The founder of the collapsed Ralan property development business, William O’Dwyer, will keep pursuing his plan to offer discount apartments to about 1600 creditors even as his empire faces liquidation.
The Ralan founder staved off the threat of liquidation last December but has been pushed to the brink by a small creditor taking legal action to recover losses on an unbuilt apartment project.
But the Sydney entrepreneur insisted on Friday that his agreement to market apartments for Sydney developer Jean Nassif of Toplace Group was on foot and a number of sales had already been inked, sources said.
Ralan dramatically collapsed last year, owing about $564m, and buyers of hundreds of Gold Coast and Sydney units were reduced to unsecured creditors as the company was shuttered before completing towers that had been sold off-the-plan.
A project in Sydney’s Arncliffe went into liquidation but has continued. However, the bulk of creditors that paid deposits for the group’s Gold Coast projects and then released them back to Ralan had backed the deed.
The legal action would likely see Grant Thornton, which is overseeing a deed of company arrangement agreed to by Ralan creditors, step in as liquidator.

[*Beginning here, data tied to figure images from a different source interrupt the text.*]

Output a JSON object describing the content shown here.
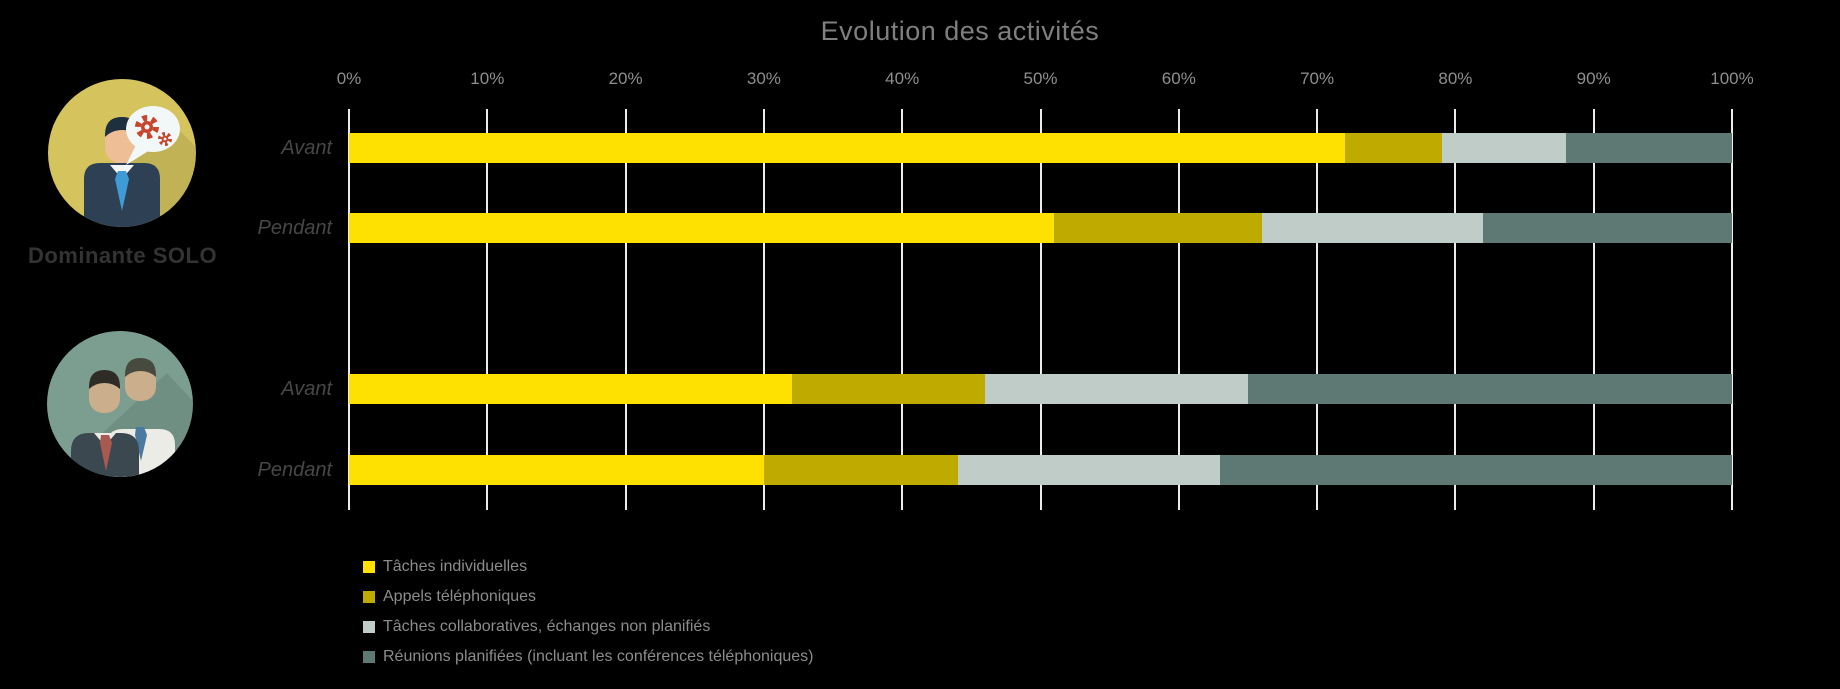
{
  "title": "Evolution des activités",
  "left_panel": {
    "group1": {
      "icon": "solo-person-speech-gears",
      "label": "Dominante SOLO"
    },
    "group2": {
      "icon": "two-people",
      "label": ""
    }
  },
  "chart_data": {
    "type": "bar",
    "variant": "stacked-horizontal",
    "title": "Evolution des activités",
    "x_axis": {
      "min": 0,
      "max": 100,
      "unit": "%",
      "tick_labels": [
        "0%",
        "10%",
        "20%",
        "30%",
        "40%",
        "50%",
        "60%",
        "70%",
        "80%",
        "90%",
        "100%"
      ],
      "gridlines": true
    },
    "series": [
      {
        "name": "Tâches individuelles",
        "color": "#ffe100"
      },
      {
        "name": "Appels téléphoniques",
        "color": "#bfaa00"
      },
      {
        "name": "Tâches collaboratives, échanges non planifiés",
        "color": "#bfccc8"
      },
      {
        "name": "Réunions planifiées (incluant les conférences téléphoniques)",
        "color": "#5e7873"
      }
    ],
    "row_groups": [
      {
        "group_label": "Dominante SOLO",
        "rows": [
          {
            "label": "Avant",
            "values": [
              72,
              7,
              9,
              12
            ]
          },
          {
            "label": "Pendant",
            "values": [
              51,
              15,
              16,
              18
            ]
          }
        ]
      },
      {
        "group_label": "",
        "rows": [
          {
            "label": "Avant",
            "values": [
              32,
              14,
              19,
              35
            ]
          },
          {
            "label": "Pendant",
            "values": [
              30,
              14,
              19,
              37
            ]
          }
        ]
      }
    ],
    "legend_position": "bottom-left"
  },
  "colors": {
    "background": "#000000",
    "title": "#7f7f7f",
    "tick_label": "#8e8e8e",
    "row_label": "#474747",
    "legend_label": "#8c8c8c",
    "gridline": "#ececec",
    "group_label": "#333333",
    "icon1_circle": "#d5c45e",
    "icon2_circle": "#7c9e91"
  }
}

Grant Thornton was not available for comment on Friday but a spokesman for Mr O’Dwyer confirmed that one creditor had commenced legal action against the high-profile former apartment developer.
The legal action means the deed of company arrangement would terminate, putting a series of companies in the Ralan Group that were subject to the deed into liquidation.
“However, our client wishes to reinforce that the original offer to all creditors to exchange their loss in Ralan for a discount on future Sydney apartment remains,” the Ralan spokesman said.
Mr O’Dwyer would “work with all creditors of the Ralan Group to secure them a discount on a Sydney apartment regardless if the balance of the Ralan Group goes into liquidation,” the spokesman said.
As liquidator, Grant Thornton could again examine Ralan’s books and could seek to further investigate the company’s affairs, after preliminary findings that it had been operating insolvent since at least 2014.
“In our client’s view, a discount on a Sydney apartment is more valuable to creditors than a claim in a liquidation which is unlikely to bear any fruit,” Ralan’s spokesman said.